La subtilité malveillante, le venin astucieux et le fiel malin déployés dans cette phrase me paraissent illustrer à merveille le marécage dans lequel pataugent les savantasses français, universitaires ou non, qui proposent à longueur de médias analyses complexes, considérations documentées et raisonnements chantournés supposés nous permettre de "penser le monde", et dont la plupart, tout compte fait, se contentent de bonimenter du concept pour justifier leur salaire et leur utilité.  

Je n'en veux pour preuve que l'ingéniosité déployée par tous les débatteurs lus et entendus depuis deux mois à propos des "gilets jaunes", pour en appeler à la "responsabilité républicaine" et au "dialogue constructif". Ils se tortillent le croupion de la cervelle pour éviter de nommer le Mal qui ronge l'âme et le corps des sociétés occidentales, et qui s'appelle injustice, accaparement des richesses par un tout petit nombre, privatisation et marchandisation de tout, abandon des masses par des élites de plus en plus intelligentes et conscientes de l'être.
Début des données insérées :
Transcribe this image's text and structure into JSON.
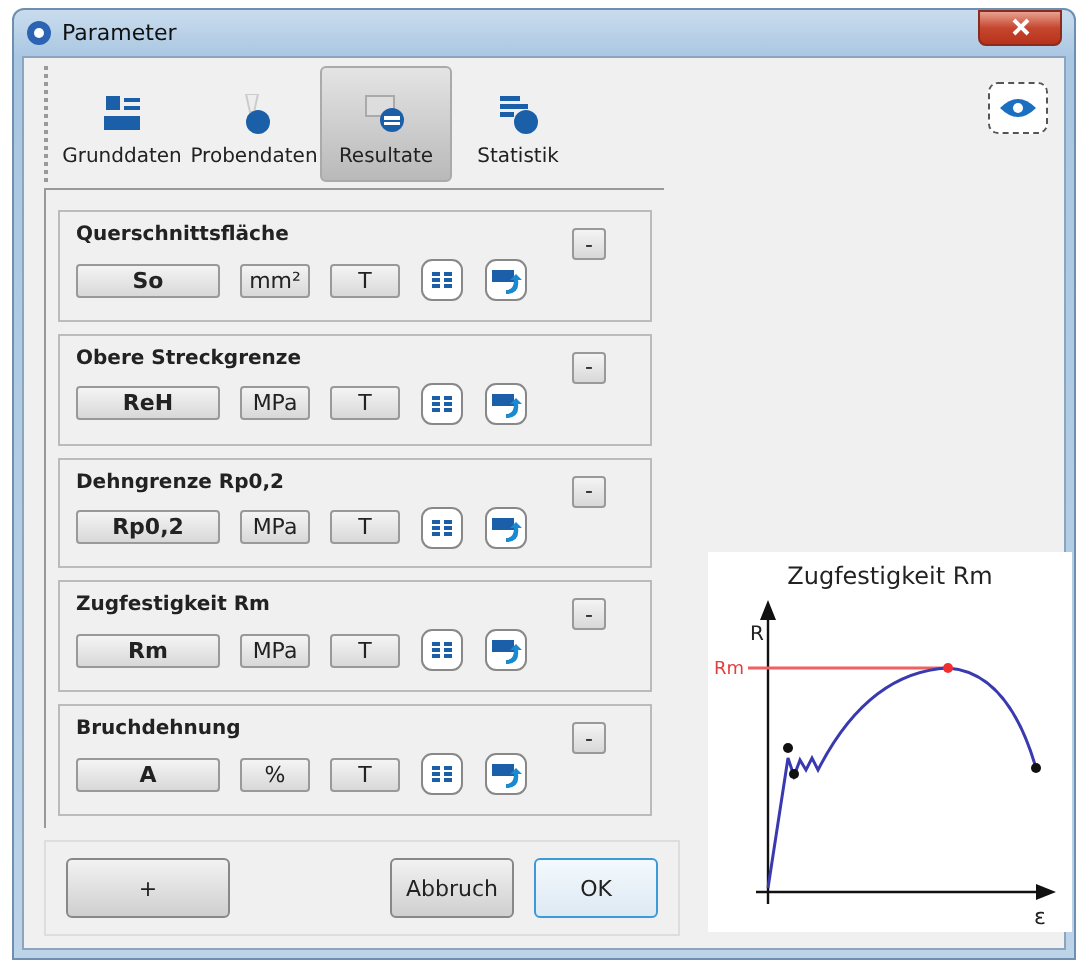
{
  "window": {
    "title": "Parameter"
  },
  "tabs": [
    {
      "label": "Grunddaten",
      "selected": false
    },
    {
      "label": "Probendaten",
      "selected": false
    },
    {
      "label": "Resultate",
      "selected": true
    },
    {
      "label": "Statistik",
      "selected": false
    }
  ],
  "groups": [
    {
      "title": "Querschnittsfläche",
      "symbol": "So",
      "unit": "mm²",
      "type_button": "T",
      "collapse": "-"
    },
    {
      "title": "Obere Streckgrenze",
      "symbol": "ReH",
      "unit": "MPa",
      "type_button": "T",
      "collapse": "-"
    },
    {
      "title": "Dehngrenze Rp0,2",
      "symbol": "Rp0,2",
      "unit": "MPa",
      "type_button": "T",
      "collapse": "-"
    },
    {
      "title": "Zugfestigkeit Rm",
      "symbol": "Rm",
      "unit": "MPa",
      "type_button": "T",
      "collapse": "-"
    },
    {
      "title": "Bruchdehnung",
      "symbol": "A",
      "unit": "%",
      "type_button": "T",
      "collapse": "-"
    }
  ],
  "buttons": {
    "add": "+",
    "cancel": "Abbruch",
    "ok": "OK"
  },
  "diagram": {
    "title": "Zugfestigkeit Rm",
    "y_axis": "R",
    "x_axis": "ε",
    "marker": "Rm"
  }
}
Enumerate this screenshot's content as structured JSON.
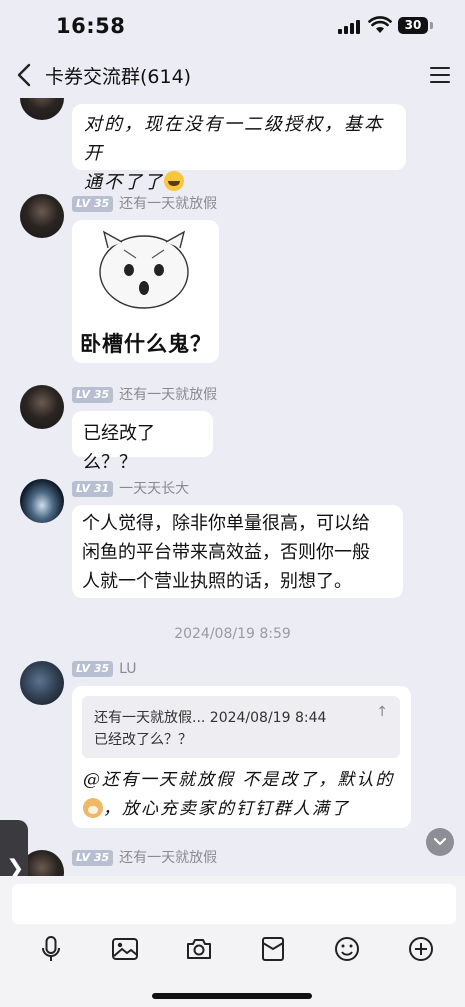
{
  "status": {
    "time": "16:58",
    "battery": "30"
  },
  "header": {
    "title": "卡券交流群(614)"
  },
  "messages": [
    {
      "text_l1": "对的，现在没有一二级授权，基本开",
      "text_l2": "通不了了",
      "emoji": "laughing-face"
    },
    {
      "lv": "LV 35",
      "nick": "还有一天就放假",
      "sticker_caption": "卧槽什么鬼？"
    },
    {
      "lv": "LV 35",
      "nick": "还有一天就放假",
      "text": "已经改了么？？"
    },
    {
      "lv": "LV 31",
      "nick": "一天天长大",
      "text_l1": "个人觉得，除非你单量很高，可以给",
      "text_l2": "闲鱼的平台带来高效益，否则你一般",
      "text_l3": "人就一个营业执照的话，别想了。"
    },
    {
      "timestamp": "2024/08/19 8:59"
    },
    {
      "lv": "LV 35",
      "nick": "LU",
      "quote": {
        "head": "还有一天就放假... 2024/08/19 8:44",
        "body": "已经改了么？？",
        "pin": "↑"
      },
      "text_l1": "@还有一天就放假 不是改了，默认的",
      "text_l2": "，放心充卖家的钉钉群人满了",
      "emoji": "dog-face"
    },
    {
      "lv": "LV 35",
      "nick": "还有一天就放假"
    }
  ],
  "side_tab": {
    "label": "❯"
  },
  "input": {
    "placeholder": ""
  },
  "toolbar": [
    "voice-icon",
    "image-icon",
    "camera-icon",
    "red-packet-icon",
    "emoji-icon",
    "plus-icon"
  ]
}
Ces élites sont finalement de plus en plus bornées et retranchées dans des univers de mots, de signes, de représentations abstraites, pendant que les gens ordinaires se cognent de plus en plus fort, et se font de plus en plus mal sur le granit de la réalité concrète que les gens qui tiennent les manettes leur fabriquent jour après jour.

Je ne sais pas si c'est le même quidam qui, dans le feu de la conversation, a traité Plateforme de "roman de gare complètement raté", mais si c'est lui, je me contenterai de dire qu'il cumule. Tiens, ça me donnerait presque envie de republier l'intégralité des billets que j'ai consacrés à Houellebecq depuis 2011.

1 - La Carte et le territoire ....

2 - La Carte et le territoire ...

3 - La Carte et le territoire ...

4 - La Carte et le territoire ...

5 - Philippe Muray chez Michel Houellebecq ...

Je précise que je n'ai pas encore ouvert Sérotonine, et pour une raison bête : pas le temps. Pour lire, j'ai besoin de me poser dans un coin tranquille jusqu'à consommation complète. Ce que je peux déjà dire, c'est que les six autres romans de l'auteur me paraissent toujours ce que j'ai lu de plus captivant dans tout ce qui se pare des plumes de la littérature dans la France d'aujourd'hui.